Edge of Stochastic Stability: Revisiting the Edge of Stability for SGD
Arseniy Andreyev, Pierfrancesco Beneventano
TL;DR
The paper addresses why mini-batch SGD traverses neural loss landscapes in a regime that differs from the full-batch Edge of Stability (EoS). It introduces Batch Sharpness as the directionally aware mini-batch curvature that saturates near $2/\eta$, defining Edge of Stochastic Stability (EoSS) and proving that when Batch Sharpness exceeds $(2+\epsilon)/\eta$ on the quadratic approximation, SGD experiences a catapult, i.e., divergence on that local model. Empirically across vision tasks with MSE, Batch Sharpness progressively sharpens and then stabilizes at $2/\eta$ regardless of batch size, while $\lambda_{\max}$ plateaus at a lower level, depending on history and batch size; this accounts for smaller-batch advantages in attaining flatter minima. The work further argues that classical optimization and SDE-based models fail to capture EoSS because they discard mini-batch geometry and higher-order curvature statistics, emphasizing the need to model batch-dependent Hessians and their alignments.

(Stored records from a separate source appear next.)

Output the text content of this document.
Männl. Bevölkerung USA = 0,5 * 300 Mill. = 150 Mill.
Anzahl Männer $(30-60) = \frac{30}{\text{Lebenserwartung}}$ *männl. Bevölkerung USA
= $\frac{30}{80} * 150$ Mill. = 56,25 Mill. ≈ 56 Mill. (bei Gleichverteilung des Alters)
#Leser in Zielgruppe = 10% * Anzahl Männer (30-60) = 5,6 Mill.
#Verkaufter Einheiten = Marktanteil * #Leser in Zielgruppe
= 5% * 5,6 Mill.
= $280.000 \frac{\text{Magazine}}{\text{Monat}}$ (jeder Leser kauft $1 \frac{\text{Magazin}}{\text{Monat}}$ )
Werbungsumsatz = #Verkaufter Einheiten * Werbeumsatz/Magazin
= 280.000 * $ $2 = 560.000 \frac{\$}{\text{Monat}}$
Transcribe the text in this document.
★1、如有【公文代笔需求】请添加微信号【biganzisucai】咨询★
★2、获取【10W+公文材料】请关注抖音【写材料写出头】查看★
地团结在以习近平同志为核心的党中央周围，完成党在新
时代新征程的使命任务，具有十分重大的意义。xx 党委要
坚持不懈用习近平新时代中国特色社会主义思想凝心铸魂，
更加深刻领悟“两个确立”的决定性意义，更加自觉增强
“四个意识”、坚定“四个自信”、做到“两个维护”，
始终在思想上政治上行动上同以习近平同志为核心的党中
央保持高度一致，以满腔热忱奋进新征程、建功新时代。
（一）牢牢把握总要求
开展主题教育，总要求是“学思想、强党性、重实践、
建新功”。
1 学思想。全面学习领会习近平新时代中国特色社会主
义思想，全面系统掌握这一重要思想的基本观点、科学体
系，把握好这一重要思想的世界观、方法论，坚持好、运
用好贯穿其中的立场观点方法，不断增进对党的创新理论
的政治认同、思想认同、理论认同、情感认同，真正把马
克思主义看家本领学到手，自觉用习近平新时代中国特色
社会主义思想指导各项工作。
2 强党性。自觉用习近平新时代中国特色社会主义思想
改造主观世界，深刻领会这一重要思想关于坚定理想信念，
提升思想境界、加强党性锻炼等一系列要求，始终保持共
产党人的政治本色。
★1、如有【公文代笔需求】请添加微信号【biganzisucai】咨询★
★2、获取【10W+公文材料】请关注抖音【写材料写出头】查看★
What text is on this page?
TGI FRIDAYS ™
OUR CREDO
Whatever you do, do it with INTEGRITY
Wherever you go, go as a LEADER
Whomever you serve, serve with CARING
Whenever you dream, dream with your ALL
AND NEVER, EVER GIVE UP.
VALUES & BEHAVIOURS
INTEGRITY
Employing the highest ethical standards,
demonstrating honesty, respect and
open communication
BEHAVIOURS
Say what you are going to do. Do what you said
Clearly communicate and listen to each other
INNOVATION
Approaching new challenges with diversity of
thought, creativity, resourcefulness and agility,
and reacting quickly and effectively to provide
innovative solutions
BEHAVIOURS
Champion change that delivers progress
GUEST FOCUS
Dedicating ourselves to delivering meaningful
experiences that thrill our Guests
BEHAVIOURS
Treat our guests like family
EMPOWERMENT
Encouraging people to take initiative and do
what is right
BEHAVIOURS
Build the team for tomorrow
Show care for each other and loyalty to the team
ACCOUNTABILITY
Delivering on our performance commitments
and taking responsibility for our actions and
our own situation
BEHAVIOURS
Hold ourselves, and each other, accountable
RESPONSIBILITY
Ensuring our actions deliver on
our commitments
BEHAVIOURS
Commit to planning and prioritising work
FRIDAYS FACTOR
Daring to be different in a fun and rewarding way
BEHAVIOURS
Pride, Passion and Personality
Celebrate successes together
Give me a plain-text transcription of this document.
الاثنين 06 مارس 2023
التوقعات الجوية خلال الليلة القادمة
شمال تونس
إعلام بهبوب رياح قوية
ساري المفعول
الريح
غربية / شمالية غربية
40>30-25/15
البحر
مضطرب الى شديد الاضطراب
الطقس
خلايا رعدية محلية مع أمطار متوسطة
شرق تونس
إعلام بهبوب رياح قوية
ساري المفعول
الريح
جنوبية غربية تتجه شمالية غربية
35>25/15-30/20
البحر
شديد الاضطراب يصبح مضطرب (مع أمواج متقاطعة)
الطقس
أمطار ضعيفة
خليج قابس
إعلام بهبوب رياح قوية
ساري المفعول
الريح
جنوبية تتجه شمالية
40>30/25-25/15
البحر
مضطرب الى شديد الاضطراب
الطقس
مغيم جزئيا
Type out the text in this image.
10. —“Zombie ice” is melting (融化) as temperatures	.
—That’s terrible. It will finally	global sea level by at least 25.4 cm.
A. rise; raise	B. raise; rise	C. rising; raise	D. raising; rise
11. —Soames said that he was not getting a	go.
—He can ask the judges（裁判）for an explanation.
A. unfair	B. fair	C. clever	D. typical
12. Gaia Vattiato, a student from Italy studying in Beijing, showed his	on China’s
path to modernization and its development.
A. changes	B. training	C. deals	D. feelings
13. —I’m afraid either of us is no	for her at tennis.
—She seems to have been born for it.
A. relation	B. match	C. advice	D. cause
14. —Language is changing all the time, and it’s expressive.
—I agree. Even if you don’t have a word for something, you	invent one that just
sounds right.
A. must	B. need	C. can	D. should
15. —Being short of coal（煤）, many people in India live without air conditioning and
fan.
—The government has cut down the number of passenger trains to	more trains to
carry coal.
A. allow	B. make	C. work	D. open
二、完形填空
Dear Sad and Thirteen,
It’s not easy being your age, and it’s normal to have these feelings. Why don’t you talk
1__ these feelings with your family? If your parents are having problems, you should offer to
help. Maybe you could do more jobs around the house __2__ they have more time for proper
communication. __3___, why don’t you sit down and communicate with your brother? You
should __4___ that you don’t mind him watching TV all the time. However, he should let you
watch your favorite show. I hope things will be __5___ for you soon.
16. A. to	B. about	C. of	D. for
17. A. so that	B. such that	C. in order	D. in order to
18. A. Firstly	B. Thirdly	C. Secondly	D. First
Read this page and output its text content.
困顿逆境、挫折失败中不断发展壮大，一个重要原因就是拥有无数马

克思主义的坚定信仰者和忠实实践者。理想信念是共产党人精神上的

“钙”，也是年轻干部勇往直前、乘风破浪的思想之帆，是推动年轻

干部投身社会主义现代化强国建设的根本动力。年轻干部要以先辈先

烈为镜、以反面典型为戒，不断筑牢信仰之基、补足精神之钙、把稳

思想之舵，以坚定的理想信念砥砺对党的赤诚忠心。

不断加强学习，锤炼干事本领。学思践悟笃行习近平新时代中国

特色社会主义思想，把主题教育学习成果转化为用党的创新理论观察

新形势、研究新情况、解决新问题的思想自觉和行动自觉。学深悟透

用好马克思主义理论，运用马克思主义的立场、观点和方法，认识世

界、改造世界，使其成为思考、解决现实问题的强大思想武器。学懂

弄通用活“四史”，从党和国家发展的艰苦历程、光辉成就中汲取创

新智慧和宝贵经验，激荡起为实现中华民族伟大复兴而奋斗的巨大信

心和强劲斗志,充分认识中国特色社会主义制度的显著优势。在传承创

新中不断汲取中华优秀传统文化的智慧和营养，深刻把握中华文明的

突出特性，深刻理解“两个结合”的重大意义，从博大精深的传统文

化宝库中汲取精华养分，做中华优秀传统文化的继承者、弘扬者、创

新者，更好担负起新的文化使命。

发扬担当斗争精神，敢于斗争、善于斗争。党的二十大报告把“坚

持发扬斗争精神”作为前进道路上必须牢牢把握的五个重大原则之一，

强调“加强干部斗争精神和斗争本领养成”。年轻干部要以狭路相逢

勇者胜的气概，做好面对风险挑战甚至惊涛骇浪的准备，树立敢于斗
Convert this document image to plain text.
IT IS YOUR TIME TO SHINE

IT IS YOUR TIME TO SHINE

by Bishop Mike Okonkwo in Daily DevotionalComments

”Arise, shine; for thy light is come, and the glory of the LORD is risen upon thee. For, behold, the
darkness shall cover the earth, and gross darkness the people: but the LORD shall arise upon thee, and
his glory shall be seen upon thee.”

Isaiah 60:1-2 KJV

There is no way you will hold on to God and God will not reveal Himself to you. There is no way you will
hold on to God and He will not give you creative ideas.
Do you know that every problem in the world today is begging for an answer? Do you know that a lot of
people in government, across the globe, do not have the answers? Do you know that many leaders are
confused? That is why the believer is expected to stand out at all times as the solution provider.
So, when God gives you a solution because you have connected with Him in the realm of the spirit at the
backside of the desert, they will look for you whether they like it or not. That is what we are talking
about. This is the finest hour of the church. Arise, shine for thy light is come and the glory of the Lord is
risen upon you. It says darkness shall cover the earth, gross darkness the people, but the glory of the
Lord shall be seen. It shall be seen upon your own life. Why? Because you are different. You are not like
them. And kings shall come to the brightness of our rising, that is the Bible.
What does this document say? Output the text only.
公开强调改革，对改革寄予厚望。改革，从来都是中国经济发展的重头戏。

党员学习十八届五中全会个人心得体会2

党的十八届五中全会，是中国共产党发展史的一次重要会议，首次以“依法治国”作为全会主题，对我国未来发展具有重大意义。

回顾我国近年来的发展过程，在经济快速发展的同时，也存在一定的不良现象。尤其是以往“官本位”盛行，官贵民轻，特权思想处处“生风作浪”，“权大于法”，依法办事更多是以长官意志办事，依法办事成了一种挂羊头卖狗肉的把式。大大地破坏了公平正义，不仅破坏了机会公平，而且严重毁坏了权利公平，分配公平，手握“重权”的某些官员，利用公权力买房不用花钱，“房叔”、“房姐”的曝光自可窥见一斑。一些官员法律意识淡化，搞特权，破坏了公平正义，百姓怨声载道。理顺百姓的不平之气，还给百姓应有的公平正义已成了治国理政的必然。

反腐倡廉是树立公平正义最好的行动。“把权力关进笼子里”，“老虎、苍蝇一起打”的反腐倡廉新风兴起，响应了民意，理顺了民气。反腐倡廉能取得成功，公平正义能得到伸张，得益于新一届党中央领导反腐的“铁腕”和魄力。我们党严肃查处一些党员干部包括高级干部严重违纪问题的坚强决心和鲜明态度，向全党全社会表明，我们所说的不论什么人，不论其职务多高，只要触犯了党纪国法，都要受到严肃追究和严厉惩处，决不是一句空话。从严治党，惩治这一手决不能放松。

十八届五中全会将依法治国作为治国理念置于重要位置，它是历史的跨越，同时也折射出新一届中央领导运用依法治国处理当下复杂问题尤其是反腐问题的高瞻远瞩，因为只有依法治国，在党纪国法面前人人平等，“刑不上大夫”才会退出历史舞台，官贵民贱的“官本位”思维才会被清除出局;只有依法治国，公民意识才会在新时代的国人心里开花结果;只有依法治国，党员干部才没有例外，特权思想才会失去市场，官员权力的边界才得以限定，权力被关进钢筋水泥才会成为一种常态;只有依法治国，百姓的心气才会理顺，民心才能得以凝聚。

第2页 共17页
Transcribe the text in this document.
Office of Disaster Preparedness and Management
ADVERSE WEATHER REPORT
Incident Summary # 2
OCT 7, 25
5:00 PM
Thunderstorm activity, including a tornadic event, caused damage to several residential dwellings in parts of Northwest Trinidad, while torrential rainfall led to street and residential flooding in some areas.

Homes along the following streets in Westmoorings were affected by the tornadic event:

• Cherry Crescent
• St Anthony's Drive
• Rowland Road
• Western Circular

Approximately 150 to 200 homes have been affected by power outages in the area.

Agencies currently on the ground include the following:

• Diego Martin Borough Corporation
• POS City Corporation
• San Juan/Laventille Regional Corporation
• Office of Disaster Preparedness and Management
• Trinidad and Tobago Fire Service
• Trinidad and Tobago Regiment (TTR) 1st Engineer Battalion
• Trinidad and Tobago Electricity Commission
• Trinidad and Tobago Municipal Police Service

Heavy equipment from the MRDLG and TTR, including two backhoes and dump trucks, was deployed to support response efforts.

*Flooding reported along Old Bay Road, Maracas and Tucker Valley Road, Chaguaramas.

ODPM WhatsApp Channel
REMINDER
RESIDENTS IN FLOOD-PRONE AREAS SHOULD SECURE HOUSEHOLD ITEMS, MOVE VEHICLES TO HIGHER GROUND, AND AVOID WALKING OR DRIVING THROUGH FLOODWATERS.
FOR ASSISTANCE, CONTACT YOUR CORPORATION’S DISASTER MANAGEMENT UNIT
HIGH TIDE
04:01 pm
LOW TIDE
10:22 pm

Overall, EoSS unifies observed phenomena (catapults, progressive sharpening, batch-size effects) under a stability criterion driven by mini-batch geometry, with significant implications for optimization theory and the modeling of SGD trajectories.
Abstract
Recent findings by Cohen et al., 2021, demonstrate that when training neural networks using full-batch gradient descent with a step size of $η$, the largest eigenvalue $λ_{\max}$ of the full-batch Hessian consistently stabilizes around $2/η$. These results have significant implications for convergence and generalization. This, however, is not the case for mini-batch optimization algorithms, limiting the broader applicabilityof the consequences of these findings. We show mini-batch Stochastic Gradient Descent (SGD) trains in a different regime we term Edge of Stochastic Stability (EoSS). In this regime, what stabilizes at $2/η$ is Batch Sharpness: the expected directional curvature of mini-batch Hessians along their corresponding stochastic gradients. As a consequence $λ_{\max}$ -- which is generally smaller than Batch Sharpness -- is suppressed, aligning with the long-standing empirical observation that smaller batches and larger step sizes favor flatter minima. We further discuss implications for mathematical modeling of SGD trajectories.